Their agile, cloud-based business model allows them to pivot quickly to demand. APIs can help incumbents catch up or partner with these organisations, creating a two way data flow.
- Technology growth: – Cloud services, IoT, and blockchain technology are permeating the mainstream. This wide horizon of technologies makes it hard for banks to specialise in-house. Partnerships will be key battlegrounds where new revenue streams are created,
a solid API strategy will drive this.
- Regulatory pressures: Finally, and most importantly, regulatory change forces banks to re-evaluate digital propositions. Open Banking and PSD2 directives, rightly, are giving consumers more visibility over their finances. This should in time improve competition.
However, banks that fail to innovate will find themselves lacking USPs after their vast data pools have opened up.
The Banking as a Service Continuum
So this unearths a few questions for decision-makers in banks. How will the traditional banking model evolve with the use of APIs?
Banks have been on a digitisation journey for some time. The new likely scenario is the rise of the Banking as a Service (BaaS) model (which we covered in more detail in this blog), which presents a continuum of choice for banks.
At one end, we’ll have banks that focus solely on customer management and distribution. They will cleverly utilise fintech to deliver core services. On the other side of the continuum, banks offer banking-only services. These types of banks will focus on
infrastructure and risk management, leaning on their vast years of experience while the front-end is managed by other fintechs or banks.
In reality, it’s more likely as banks evolve they will fall somewhere along this spectrum. However, APIs will be central to enabling whatever mix of a model a bank chooses to adopt.
Why Your API Strategy Will Help Innovation
So we’ve covered the broad strokes of what APIs are and why they should be in your thinking in 2021. Now, let’s turn our attention to some functional ways APIs can super-charge innovation in banking:
- Fintech’s are competing for coveted access to the bank’s customer base and banks are competing for fintech’s innovative stack. By selecting best-in-class services that are highly innovative that you wouldn’t have had the time or money to build yourself
can achieve superior employee and customer experience without the risk of substantial research and development investment.
Improving Speed to Market
- IT banking operations evolve slowly. Complex architecture and aversion to risk have been systemic of historic infrastructure. Using waterfall techniques and large complex yearly releases with little central decision power constrains innovation. Using APIs,
banks can expedite service offerings to market, responding to the fluid nature of the new banking customer.

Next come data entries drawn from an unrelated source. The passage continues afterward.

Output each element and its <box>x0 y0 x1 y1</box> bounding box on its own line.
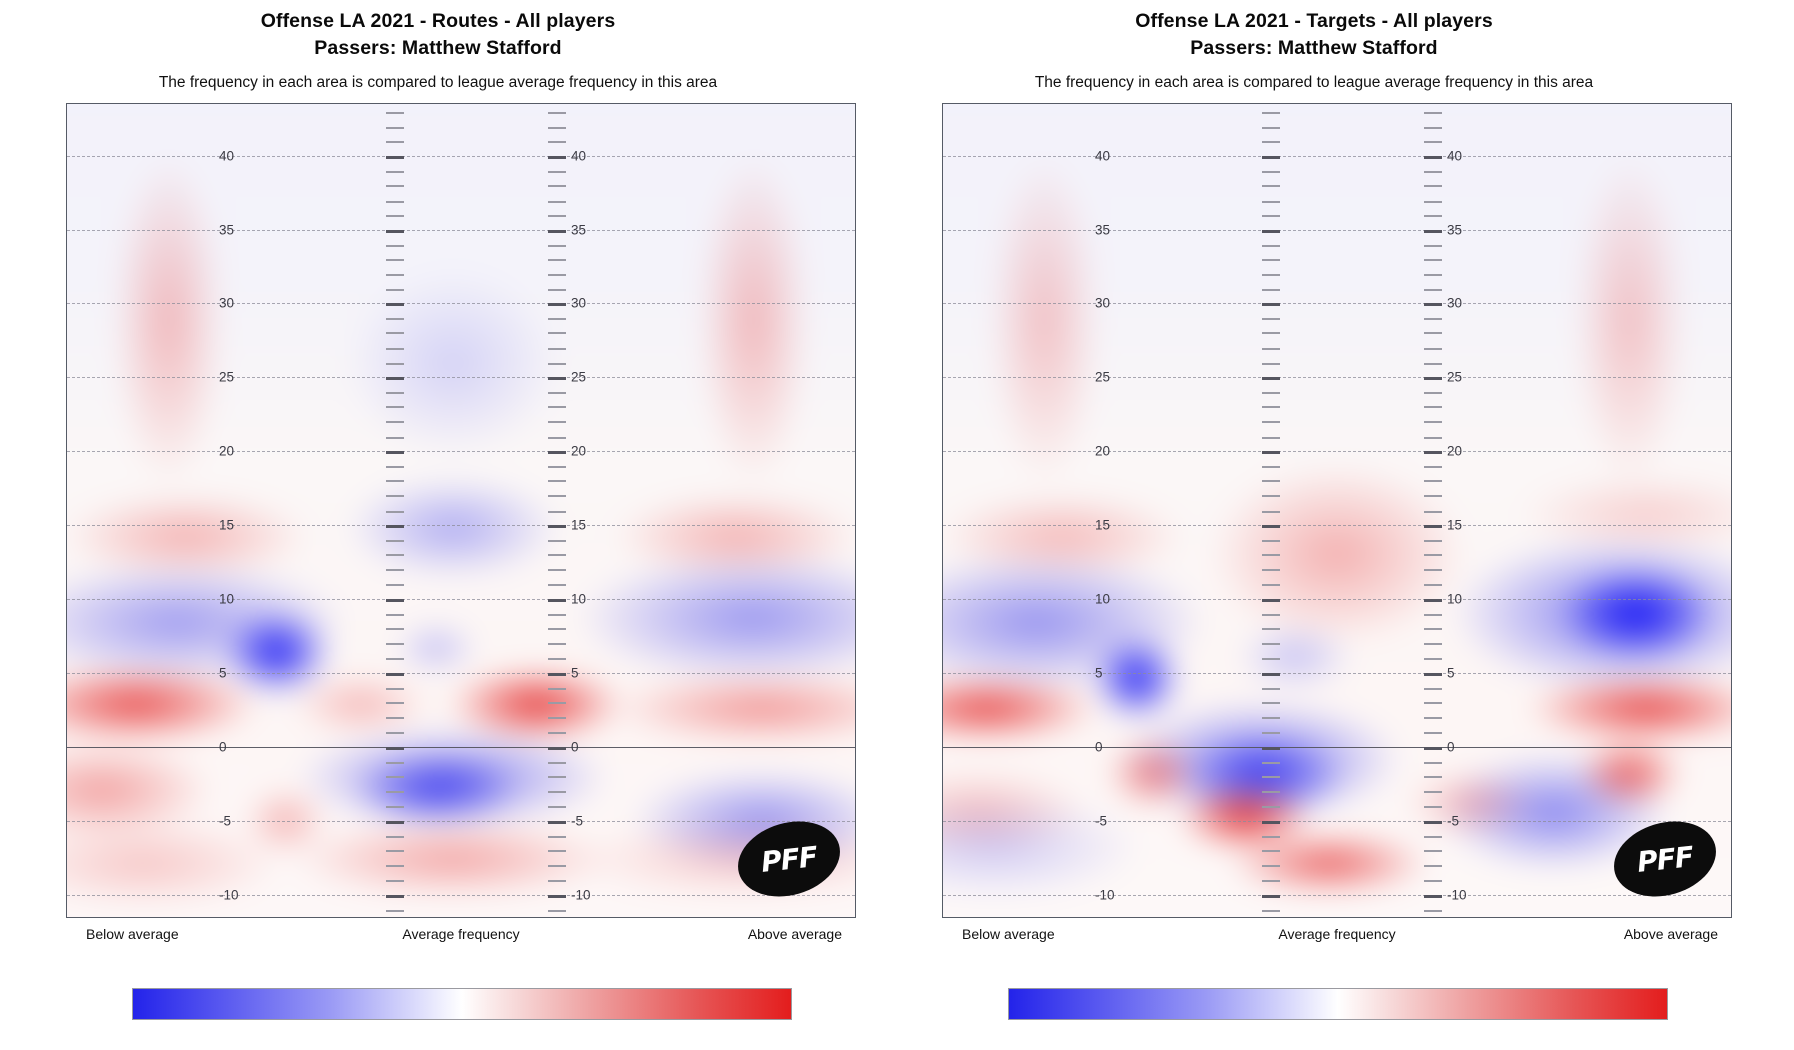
heat-blob <box>293 820 612 899</box>
heat-blob <box>577 553 855 683</box>
heat-blob <box>344 751 528 830</box>
heat-blob <box>1086 631 1187 726</box>
legend-label-above-average: Above average <box>1623 926 1718 942</box>
heat-blob <box>1570 734 1688 813</box>
heat-blob <box>67 665 261 744</box>
panel-targets-subtitle: The frequency in each area is compared t… <box>1034 74 1594 91</box>
panel-targets-title-line1: Offense LA 2021 - Targets - All players <box>1135 10 1493 32</box>
panel-targets-titles: Offense LA 2021 - Targets - All players … <box>876 0 1752 92</box>
heat-blob <box>1520 674 1731 744</box>
panel-routes-heatmap <box>67 104 855 917</box>
panel-targets-colorbar <box>1008 988 1668 1020</box>
heat-blob <box>344 269 562 459</box>
heat-blob <box>293 674 428 735</box>
panel-routes-titles: Offense LA 2021 - Routes - All players P… <box>0 0 876 92</box>
panel-routes-subtitle: The frequency in each area is compared t… <box>158 74 718 91</box>
panel-routes-title-line2: Passers: Matthew Stafford <box>314 37 562 59</box>
heat-blob <box>344 476 562 580</box>
legend-label-below-average: Below average <box>962 926 1055 942</box>
panel-routes-colorbar <box>132 988 792 1020</box>
pff-logo-text: PFF <box>759 839 819 879</box>
heat-blob <box>1554 562 1722 666</box>
panel-routes-legend-labels: Below average Average frequency Above av… <box>66 926 856 948</box>
heat-blob <box>67 820 278 907</box>
heat-blob <box>110 148 228 494</box>
heat-blob <box>394 622 478 675</box>
pff-logo: PFF <box>729 810 849 908</box>
panel-routes: Offense LA 2021 - Routes - All players P… <box>0 0 876 1050</box>
panel-targets: Offense LA 2021 - Targets - All players … <box>876 0 1752 1050</box>
heat-blob <box>243 786 328 856</box>
legend-label-average-frequency: Average frequency <box>402 926 520 942</box>
heat-blob <box>1570 148 1688 494</box>
heat-blob <box>1403 769 1538 838</box>
panel-targets-title-line2: Passers: Matthew Stafford <box>1190 37 1438 59</box>
heat-blob <box>67 493 311 580</box>
legend-label-average-frequency: Average frequency <box>1278 926 1396 942</box>
heat-blob <box>1220 829 1438 899</box>
colorbar-gradient <box>1009 989 1667 1019</box>
panel-routes-title-line1: Offense LA 2021 - Routes - All players <box>260 10 616 32</box>
heat-blob <box>694 148 812 494</box>
pff-logo-text: PFF <box>1635 839 1695 879</box>
panel-targets-legend-labels: Below average Average frequency Above av… <box>942 926 1732 948</box>
heat-blob <box>611 674 855 744</box>
heat-blob <box>1203 458 1471 649</box>
heat-blob <box>986 148 1104 494</box>
colorbar-gradient <box>133 989 791 1019</box>
panel-routes-plot-area: 40 35 30 25 20 15 10 5 0 -5 -10 40 35 30… <box>66 103 856 918</box>
panel-targets-plot-area: 40 35 30 25 20 15 10 5 0 -5 -10 40 35 30… <box>942 103 1732 918</box>
pff-logo: PFF <box>1605 810 1725 908</box>
legend-label-above-average: Above average <box>747 926 842 942</box>
heat-blob <box>1236 622 1354 692</box>
legend-label-below-average: Below average <box>86 926 179 942</box>
panel-targets-heatmap <box>943 104 1731 917</box>
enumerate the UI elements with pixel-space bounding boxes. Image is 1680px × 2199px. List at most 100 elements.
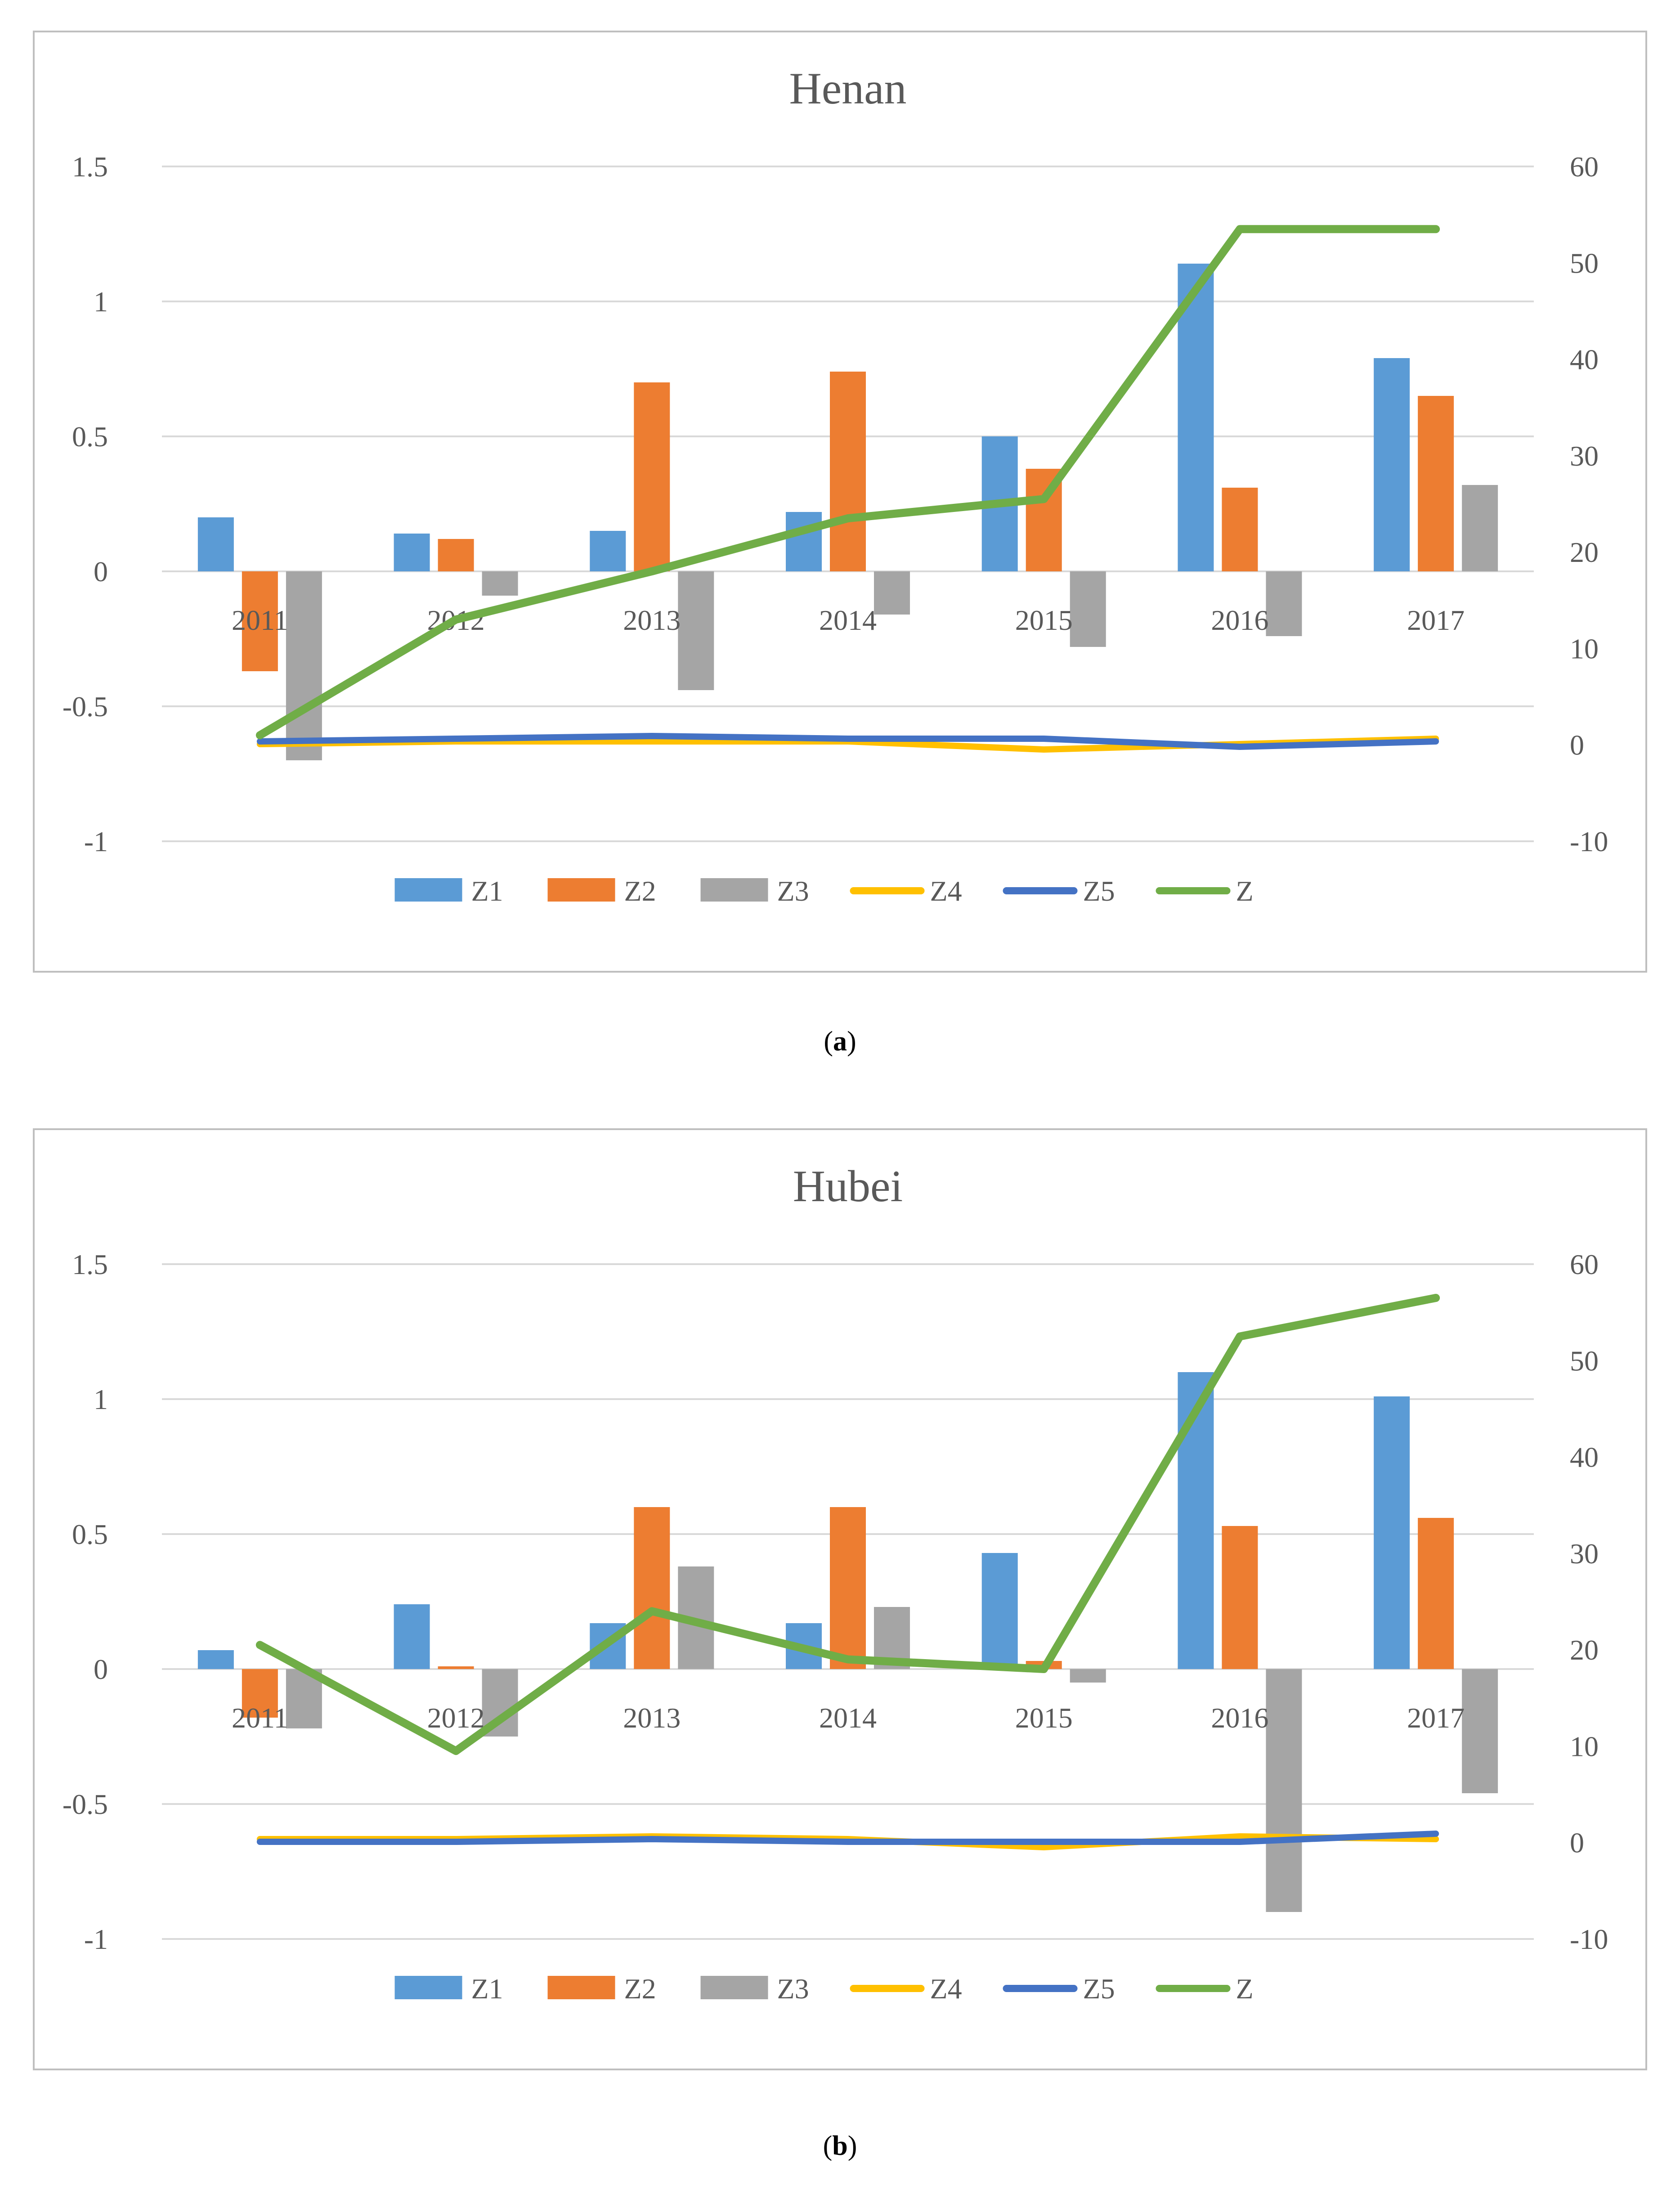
caption-b: (b) [0, 2130, 1680, 2162]
y-left-tick-label: 1 [94, 286, 108, 318]
line-z [255, 225, 1440, 740]
bar-z1-2011 [197, 517, 234, 571]
chart-panel-a: Henan 1.5 1 0.5 0 -0.5 -1 60 50 40 30 20 10 0 -10 2011 2… [0, 0, 1680, 1098]
legend-label: Z1 [471, 875, 503, 907]
y-right-tick-label: 10 [1570, 633, 1599, 664]
y-left-tick-label: 1.5 [72, 1248, 108, 1280]
y-left-tick-label: -1 [84, 1923, 108, 1955]
y-left-tick-label: -0.5 [63, 1788, 108, 1820]
legend-label: Z2 [624, 875, 656, 907]
y-right-tick-label: 60 [1570, 151, 1599, 183]
y-right-tick-label: 20 [1570, 1634, 1599, 1666]
bar-z3-2012 [482, 571, 518, 596]
legend-label: Z4 [930, 1973, 962, 2005]
bar-z2-2014 [830, 1507, 866, 1669]
bar-z2-2017 [1418, 1518, 1454, 1669]
caption-letter: a [833, 1026, 847, 1057]
y-left-tick-label: 0.5 [72, 421, 108, 453]
y-right-tick-label: 10 [1570, 1730, 1599, 1762]
x-tick-label: 2013 [623, 604, 681, 636]
y-left-tick-label: 0 [94, 556, 108, 588]
bar-z1-2012 [394, 1604, 430, 1669]
y-left-tick-label: -1 [84, 826, 108, 857]
chart-title: Henan [789, 63, 907, 113]
bar-z3-2015 [1070, 1669, 1106, 1683]
y-right-tick-label: 0 [1570, 729, 1584, 761]
y-left-tick-label: -0.5 [63, 691, 108, 723]
x-tick-label: 2016 [1211, 1702, 1268, 1734]
y-right-tick-label: 0 [1570, 1827, 1584, 1859]
line-z5 [256, 733, 1439, 750]
caption-letter: b [832, 2131, 848, 2161]
legend-label: Z [1236, 1973, 1254, 2005]
legend-label: Z [1236, 875, 1254, 907]
legend-swatch-z1 [394, 878, 462, 902]
bar-z3-2017 [1462, 485, 1498, 571]
bar-z1-2013 [590, 531, 626, 571]
bar-z2-2012 [438, 1666, 474, 1669]
caption-a: (a) [0, 1026, 1680, 1058]
x-tick-label: 2014 [819, 1702, 877, 1734]
x-tick-label: 2012 [427, 1702, 485, 1734]
legend-swatch-z2 [547, 878, 615, 902]
y-right-tick-label: 60 [1570, 1248, 1599, 1280]
legend-label: Z3 [777, 1973, 809, 2005]
bar-z1-2017 [1374, 358, 1410, 571]
y-right-tick-label: -10 [1570, 826, 1608, 857]
chart-hubei: Hubei 1.5 1 0.5 0 -0.5 -1 60 50 40 30 20 10 0 -10 2011 2… [33, 1128, 1647, 2070]
bar-z3-2015 [1070, 571, 1106, 647]
bar-z2-2017 [1418, 396, 1454, 571]
bar-z2-2013 [634, 1507, 670, 1669]
chart-panel-b: Hubei 1.5 1 0.5 0 -0.5 -1 60 50 40 30 20 10 0 -10 2011 2… [0, 1098, 1680, 2199]
bar-z1-2016 [1178, 1372, 1214, 1669]
line-z5 [256, 1831, 1439, 1845]
y-left-tick-label: 0 [94, 1653, 108, 1685]
bar-z1-2016 [1178, 264, 1214, 571]
legend-label: Z1 [471, 1973, 503, 2005]
y-right-tick-label: -10 [1570, 1923, 1608, 1955]
y-right-tick-label: 50 [1570, 247, 1599, 279]
chart-henan: Henan 1.5 1 0.5 0 -0.5 -1 60 50 40 30 20 10 0 -10 2011 2… [33, 31, 1647, 973]
caption-open: ( [824, 1026, 833, 1057]
line-z [255, 1294, 1440, 1755]
legend-swatch-z3 [700, 878, 768, 902]
bar-z3-2013 [678, 571, 714, 690]
x-tick-label: 2011 [232, 604, 288, 636]
legend-swatch-z3 [700, 1976, 768, 1999]
y-left-tick-label: 0.5 [72, 1518, 108, 1550]
caption-close: ) [847, 1026, 856, 1057]
y-right-tick-label: 40 [1570, 344, 1599, 376]
bar-z1-2014 [786, 512, 822, 571]
x-tick-label: 2013 [623, 1702, 681, 1734]
x-tick-label: 2017 [1407, 604, 1465, 636]
legend-label: Z4 [930, 875, 962, 907]
bar-z2-2011 [242, 1669, 278, 1718]
legend-label: Z5 [1083, 875, 1115, 907]
y-right-tick-label: 30 [1570, 440, 1599, 472]
bar-z3-2017 [1462, 1669, 1498, 1793]
caption-close: ) [847, 2131, 857, 2161]
x-tick-label: 2017 [1407, 1702, 1465, 1734]
bar-z3-2016 [1266, 1669, 1302, 1912]
bar-z1-2012 [394, 534, 430, 571]
bar-z2-2011 [242, 571, 278, 671]
y-left-tick-label: 1.5 [72, 151, 108, 183]
bar-z2-2014 [830, 372, 866, 571]
legend-swatch-z2 [547, 1976, 615, 1999]
bar-z3-2016 [1266, 571, 1302, 636]
bar-z2-2016 [1222, 1526, 1258, 1669]
bar-z3-2011 [286, 571, 322, 760]
caption-open: ( [823, 2131, 833, 2161]
bar-z2-2012 [438, 539, 474, 571]
legend-swatch-z1 [394, 1976, 462, 1999]
bar-z1-2011 [197, 1650, 234, 1669]
bar-z1-2017 [1374, 1396, 1410, 1669]
bar-z3-2014 [874, 571, 910, 615]
y-right-tick-label: 20 [1570, 536, 1599, 568]
y-left-tick-label: 1 [94, 1383, 108, 1415]
y-right-tick-label: 50 [1570, 1345, 1599, 1377]
bar-z2-2016 [1222, 488, 1258, 571]
bar-z1-2015 [981, 1553, 1018, 1669]
legend-label: Z3 [777, 875, 809, 907]
y-right-tick-label: 30 [1570, 1538, 1599, 1570]
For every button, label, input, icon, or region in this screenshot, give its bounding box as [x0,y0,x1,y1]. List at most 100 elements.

Increased Competition Breeds Innovation
- We’ve read a lot about banks pivoting towards customer-centric models. However, Open Banking allows customers to make choices about the functionalities and services personal to them. As customers can switch between providers and toolkits easily, this will
improve innovation, as fintech and banks compete for business on performance and convenience.
The Digital Experience Lag
- The difference between digital-native banks and incumbents is digital experiences. Over the pandemic, almost all customers have become exclusively digital. Legacy banks need to integrate similar experiences, which could be quickly brought in by APIs, allowing
them to compete on innovation and drive engagement. We’ve seen this with complementary services like rounding up purchases into investments or savings products.